Apesar das perseguições, a admiração das rezadeiras pela alma de
Padilha só fez crescer. Para ela fizeram seus conjuros e suas invocações
fortes. Muitas destas condenadas, foram deportadas para o Brasil, naquela
época terra de degredados, de índios não-cristãos, de ciganos e de
protestantes em busca de riqueza nesta terra de Arabutã, de pau-brasil, de
Vera Cruz, de Santa Cruz; foram viver em Pernambuco, terra para onde eram
mandados os que não eram aceitos na sociedade cristã lisboeta, com batinas
por toda parte e com batinas no poder.
Assim, Padilha não veio da África como pomba-gira; não veio com os
negros e seus orixás. Ela veio com o colono português e suas lendas, com as
portuguesas supersticiosas e seus amores doentios. Veio no meio dos baús de
madeira, das velas de sebo de Holanda, junto com bentinhos, escapulários,
rosários, lobisomens e mulas-sem-cabeça. Foi no Brasil que ela se misturou
com os ritos de srcem africana; primeiro nos catimbós do Nordeste, depois nos
cultos de Angola, na umbanda e na quimbanda do Rio de Janeiro. Essa
combinação das duas tradições explica a sua importância. É por isso que
Padilha tornou-se a mais famosa, a rainha, a mulher de Lúcifer.
Sua primeira manifestação na nova terra foi quando "baixou" em um
toré. Foi em uma quarta-feira, dia de reunião do toré, que uma mestra
balbuciou algo em língua estrangeira e começou a gargalhar. Quem chegara
não fora um espírito juremado nem uma mestra Flor; era um espírito
desconhecido. Não tinha sangue de índio (sangue "reá"), mas era rainha. Não
vinha das aldeias de Laje Grande, Barros de Tauá, Jurema, Pedra Branca ou
Urubá, mas sim do estrangeiro. Não quis vela, preferiu cigarro; e pegou firme
no médium. Seu nome, disse entre risos: Maria Padilha, e disse que não vinha
para ficar, mas estava só de passagem.
De outra vez, ela foi vista na marujada, onde cristãos e mouros
guerreavam igualzinho como faziam em sua Castela. E dançou dando risadas

tão fortes que a banda parou. Um sacristão se benzeu: aquilo era arte do
Tinhoso, era sim... Padilha passou deixando um rastro de perfume que
encantou a moçada, fazendo a festa ficar mais quente. Nunca uma marujada
teve tantos beijos, chupões, mordidas e promessas de paixão.

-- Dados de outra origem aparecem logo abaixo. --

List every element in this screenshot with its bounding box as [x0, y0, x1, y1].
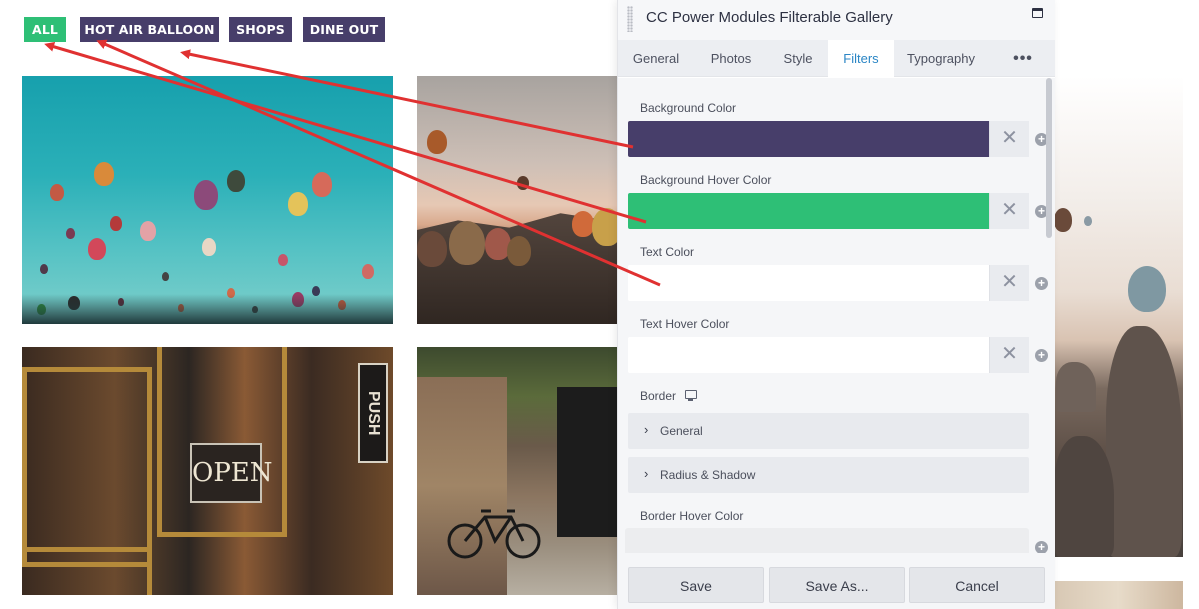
background-color-swatch[interactable]	[628, 121, 989, 157]
panel-title: CC Power Modules Filterable Gallery	[646, 9, 893, 26]
clear-background-hover-color-button[interactable]: ✕	[989, 193, 1029, 229]
gallery-photo-partial[interactable]	[1054, 581, 1183, 609]
text-color-field: ✕	[628, 265, 1029, 301]
maximize-icon[interactable]	[1032, 8, 1043, 18]
border-radius-shadow-section[interactable]: › Radius & Shadow	[628, 457, 1029, 493]
tab-typography[interactable]: Typography	[894, 40, 988, 77]
border-hover-color-field[interactable]	[625, 528, 1029, 553]
desktop-icon[interactable]	[685, 390, 697, 401]
chevron-right-icon: ›	[644, 422, 649, 437]
border-label: Border	[640, 389, 677, 403]
background-hover-color-field: ✕	[628, 193, 1029, 229]
drag-handle-icon[interactable]	[627, 6, 633, 32]
border-hover-color-label: Border Hover Color	[640, 509, 744, 523]
filter-dine-out-button[interactable]: DINE OUT	[303, 17, 385, 42]
text-hover-color-label: Text Hover Color	[640, 317, 730, 331]
gallery-photo-shop-window[interactable]: OPEN PUSH	[22, 347, 393, 595]
border-general-section[interactable]: › General	[628, 413, 1029, 449]
panel-tabs: General Photos Style Filters Typography …	[618, 40, 1055, 78]
chevron-right-icon: ›	[644, 466, 649, 481]
clear-background-color-button[interactable]: ✕	[989, 121, 1029, 157]
filter-all-button[interactable]: ALL	[24, 17, 66, 42]
save-as-button[interactable]: Save As...	[769, 567, 905, 603]
filter-shops-button[interactable]: SHOPS	[229, 17, 292, 42]
tab-general[interactable]: General	[618, 40, 694, 77]
module-settings-panel: CC Power Modules Filterable Gallery Gene…	[617, 0, 1055, 609]
tab-style[interactable]: Style	[768, 40, 828, 77]
cancel-button[interactable]: Cancel	[909, 567, 1045, 603]
filter-hot-air-balloon-button[interactable]: HOT AIR BALLOON	[80, 17, 219, 42]
bicycle-icon	[447, 509, 541, 559]
save-button[interactable]: Save	[628, 567, 764, 603]
background-color-label: Background Color	[640, 101, 737, 115]
panel-scrollbar[interactable]	[1046, 78, 1052, 238]
background-hover-color-swatch[interactable]	[628, 193, 989, 229]
text-color-swatch[interactable]	[628, 265, 989, 301]
gallery-photo-balloon-rocks[interactable]	[1054, 76, 1183, 557]
border-radius-shadow-label: Radius & Shadow	[660, 468, 756, 482]
responsive-plus-icon[interactable]: +	[1035, 541, 1048, 553]
clear-text-color-button[interactable]: ✕	[989, 265, 1029, 301]
panel-header[interactable]: CC Power Modules Filterable Gallery	[618, 0, 1055, 40]
panel-body: Background Color ✕ + Background Hover Co…	[618, 78, 1055, 553]
gallery-photo-balloons[interactable]	[22, 76, 393, 324]
clear-text-hover-color-button[interactable]: ✕	[989, 337, 1029, 373]
push-sign: PUSH	[358, 363, 388, 463]
open-sign: OPEN	[190, 443, 273, 503]
text-hover-color-field: ✕	[628, 337, 1029, 373]
responsive-plus-icon[interactable]: +	[1035, 277, 1048, 290]
gallery-photo-balloon-valley[interactable]	[417, 76, 622, 324]
more-tabs-icon[interactable]: •••	[1006, 40, 1040, 77]
responsive-plus-icon[interactable]: +	[1035, 349, 1048, 362]
border-general-label: General	[660, 424, 703, 438]
text-hover-color-swatch[interactable]	[628, 337, 989, 373]
tab-filters[interactable]: Filters	[828, 40, 894, 78]
background-color-field: ✕	[628, 121, 1029, 157]
gallery-photo-bakery-street[interactable]	[417, 347, 622, 595]
text-color-label: Text Color	[640, 245, 695, 259]
background-hover-color-label: Background Hover Color	[640, 173, 772, 187]
tab-photos[interactable]: Photos	[694, 40, 768, 77]
panel-footer: Save Save As... Cancel	[618, 553, 1055, 609]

Até moça fugiu
de casa, contam os marujos.
Na noite seguinte, metida em saias engomadas, Padilha "acostou" em
uma festa afro-brasileira, o maracatu, um cortejo de influência africana, com
estreita ligação com os terreiros nagôs. Ali havia a presença de um rei e de
uma rainha, a figura dominante da festa; e disso Padilha entendia bem.
Entrando pela cabeça da Rainha do cortejo, Padilha rebolou a noite
toda. Na figura da boneca que vinha na frente do cortejo, reconheceu feitiços
de seu tempo na Terra. E riu sua risada diabólica, soltou tanto veneno que o
cortejo virou a noite na vadiação. A “Nação Leão Coroado" parou assustado ao
ver passar o cortejo onde Padilha bailava solta, nuvem de fumaça da fogueira
dos infernos, dama do pé de cabra espanhola, sambando na corte de um
antigo rei negro. Os caboclos de lança africanos, segundo consta, brincam
atuados, a reconheceram e gritaram em coro:
- Viva Exu, viva a mulher de Exu!
E perguntaram:
- Qual é seu nome, dona da festa?
Ela respondeu:
Sou a rainha Maria Padilha e vim para festejar...

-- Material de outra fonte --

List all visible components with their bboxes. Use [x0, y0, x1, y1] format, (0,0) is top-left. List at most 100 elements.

No antigo cortejo nigeriano em louvor a Oxum chegara mais uma
Lebara, branca, diferente, a mais quente de todas. Estava formando o elo entre
a macumba brasileira e o mito ibérico da grande amante feiticeira andaluza.

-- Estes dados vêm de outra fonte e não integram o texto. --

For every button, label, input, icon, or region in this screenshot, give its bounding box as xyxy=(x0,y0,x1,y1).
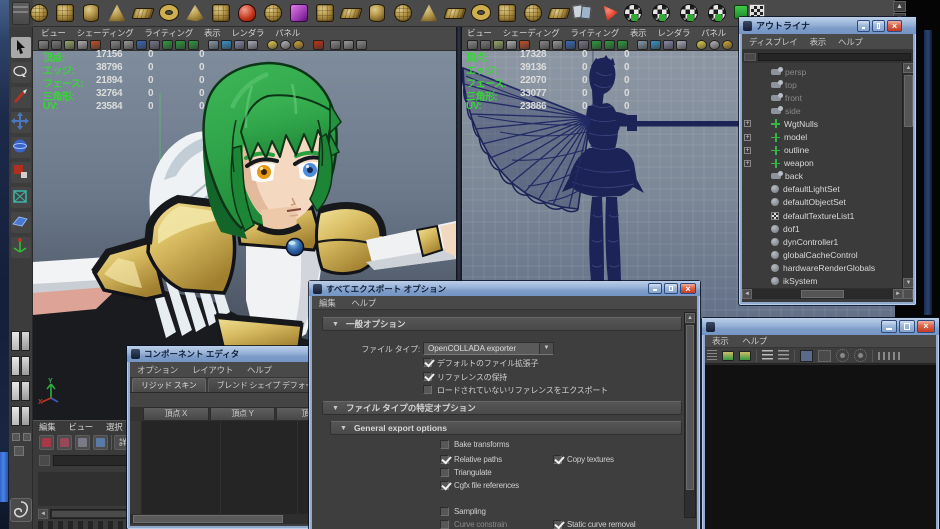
svg-text:Y: Y xyxy=(48,378,53,385)
svg-text:X: X xyxy=(38,399,43,404)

E Padilha ficou no Nordeste. Já no séc. XVIII, no tempo em que feitiço
era coisa muito escondida no Brasil.
Do nordeste, o culto de Padilha foi levado para os terreiros do Rio de
Janeiro e Salvador, fazendo assim, seu nome crescer e se perpetuar por toda a
Umbanda e Candomblé.

REFERÊNCIAS:

FARELLI, Maria Helena. Os Conjuros de Maria Padilha, A verdadeira História


da Rainha Padilha, de seus trabalhos de magia e de suas rezas infalíveis. 3ª
ed. Rio de Janeiro: Palas Editora, 2006.